My greater fan appreciation still tin can't make me recall Godzilla Raids Again is anything but the weakest of the start half dozen Godzilla films. Accordingly, it's the only of the six without director Ishiro Honda. On one side of it is the bleak masterpiece of Godzilla , and on the other are the colorful thrills of the full-blooded Japanese science-fiction miracle. The Fire Monster is the poor middle child.
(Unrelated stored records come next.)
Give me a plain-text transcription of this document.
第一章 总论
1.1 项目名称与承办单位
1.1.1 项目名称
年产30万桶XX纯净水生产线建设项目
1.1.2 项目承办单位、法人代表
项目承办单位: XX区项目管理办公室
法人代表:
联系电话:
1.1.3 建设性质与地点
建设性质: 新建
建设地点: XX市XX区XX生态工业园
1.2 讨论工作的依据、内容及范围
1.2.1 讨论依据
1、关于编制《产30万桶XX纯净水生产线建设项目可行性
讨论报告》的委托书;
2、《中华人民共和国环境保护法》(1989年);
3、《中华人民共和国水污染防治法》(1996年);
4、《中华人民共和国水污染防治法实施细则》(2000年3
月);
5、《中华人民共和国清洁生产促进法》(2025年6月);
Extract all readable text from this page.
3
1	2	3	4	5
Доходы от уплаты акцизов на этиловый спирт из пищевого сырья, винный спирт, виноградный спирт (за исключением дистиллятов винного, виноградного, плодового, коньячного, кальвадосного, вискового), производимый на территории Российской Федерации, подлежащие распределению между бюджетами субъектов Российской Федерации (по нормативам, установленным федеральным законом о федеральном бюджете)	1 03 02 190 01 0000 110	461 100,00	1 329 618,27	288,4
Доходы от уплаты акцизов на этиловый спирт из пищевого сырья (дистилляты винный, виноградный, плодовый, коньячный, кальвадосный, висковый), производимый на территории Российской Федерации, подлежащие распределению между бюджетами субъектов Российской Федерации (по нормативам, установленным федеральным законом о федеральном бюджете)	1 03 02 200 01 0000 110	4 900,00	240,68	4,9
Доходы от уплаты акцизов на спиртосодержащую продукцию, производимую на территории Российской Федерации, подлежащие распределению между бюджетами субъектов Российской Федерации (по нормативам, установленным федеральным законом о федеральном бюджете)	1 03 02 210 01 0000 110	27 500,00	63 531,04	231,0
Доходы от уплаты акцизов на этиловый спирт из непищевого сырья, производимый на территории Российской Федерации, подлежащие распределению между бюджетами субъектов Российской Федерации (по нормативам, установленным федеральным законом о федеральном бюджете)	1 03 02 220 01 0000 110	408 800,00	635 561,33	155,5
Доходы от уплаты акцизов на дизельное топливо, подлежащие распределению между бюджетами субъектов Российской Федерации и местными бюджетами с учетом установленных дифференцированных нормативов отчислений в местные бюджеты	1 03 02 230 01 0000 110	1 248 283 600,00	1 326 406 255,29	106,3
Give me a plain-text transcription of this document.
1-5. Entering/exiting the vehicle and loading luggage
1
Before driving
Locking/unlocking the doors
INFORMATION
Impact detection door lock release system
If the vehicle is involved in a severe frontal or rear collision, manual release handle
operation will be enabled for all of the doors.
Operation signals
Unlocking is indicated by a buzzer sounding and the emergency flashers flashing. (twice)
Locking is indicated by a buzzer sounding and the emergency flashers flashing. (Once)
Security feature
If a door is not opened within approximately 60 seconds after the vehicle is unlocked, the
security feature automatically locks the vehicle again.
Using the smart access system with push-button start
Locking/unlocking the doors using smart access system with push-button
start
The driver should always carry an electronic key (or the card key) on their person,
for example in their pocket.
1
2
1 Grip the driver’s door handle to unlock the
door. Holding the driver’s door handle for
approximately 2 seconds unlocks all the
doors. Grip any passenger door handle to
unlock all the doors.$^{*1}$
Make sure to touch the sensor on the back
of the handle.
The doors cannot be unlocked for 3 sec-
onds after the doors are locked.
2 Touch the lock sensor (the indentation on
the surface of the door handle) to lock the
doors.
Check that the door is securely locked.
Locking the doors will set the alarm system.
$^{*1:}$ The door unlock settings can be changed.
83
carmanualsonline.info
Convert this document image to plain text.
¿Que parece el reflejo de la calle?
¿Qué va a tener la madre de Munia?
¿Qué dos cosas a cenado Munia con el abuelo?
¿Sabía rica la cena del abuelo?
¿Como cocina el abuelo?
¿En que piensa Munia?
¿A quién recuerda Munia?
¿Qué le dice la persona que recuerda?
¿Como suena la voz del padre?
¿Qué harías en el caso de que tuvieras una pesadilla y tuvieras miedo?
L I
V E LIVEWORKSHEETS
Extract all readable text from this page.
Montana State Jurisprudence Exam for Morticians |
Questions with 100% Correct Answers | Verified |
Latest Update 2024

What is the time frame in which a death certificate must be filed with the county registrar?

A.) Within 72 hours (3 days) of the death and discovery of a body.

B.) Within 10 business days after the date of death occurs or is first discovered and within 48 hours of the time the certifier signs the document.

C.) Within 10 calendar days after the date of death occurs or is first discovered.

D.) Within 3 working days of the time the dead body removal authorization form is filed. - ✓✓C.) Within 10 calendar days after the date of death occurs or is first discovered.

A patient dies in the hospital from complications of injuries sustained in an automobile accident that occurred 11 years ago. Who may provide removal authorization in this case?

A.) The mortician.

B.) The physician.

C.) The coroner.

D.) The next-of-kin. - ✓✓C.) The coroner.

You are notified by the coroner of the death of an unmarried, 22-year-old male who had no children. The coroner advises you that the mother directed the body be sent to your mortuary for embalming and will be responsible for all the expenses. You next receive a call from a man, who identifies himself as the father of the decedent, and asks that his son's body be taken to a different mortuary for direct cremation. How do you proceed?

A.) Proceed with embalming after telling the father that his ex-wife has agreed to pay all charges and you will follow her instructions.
Godzilla Raids Again is one of several Toho SF pictures whose North American rights the Criterion Collection currently owns. They have even so to release whatsoever on DVD or Blu-ray, but they're currently streaming them on Starz. Although Benchmark has stated they have plans to release their library of kaiju films (which includes Rodan , Mothra vs. Godzilla , Ghidorah, The Three-Headed Monster , and War of the Gargantuas ) on physical media, no official proclamation has come up in over a year. Come on, Criterion, step it upwards! At least these films have been liberated from Archetype Media'south stingy grip.
Ryan Harvey (RyanHarveyAuthor.com) is one of the original bloggers for Black Gate and has written for the site for over a decade. He received the Writers of the Future Laurels for his curt story "An Acolyte of Black Spires." His stories "The Sorrowless Thief" and "Stand at Dubun-Geb" are available in Blackness Gate online fiction. A further Ahn-Tarqa adventure, "Adieu to Tyrn", is available as an east-volume. Ryan lives in Costa Mesa, California. Occasionally, people ask him to talk well-nigh Edgar Rice Burroughs or Godzilla.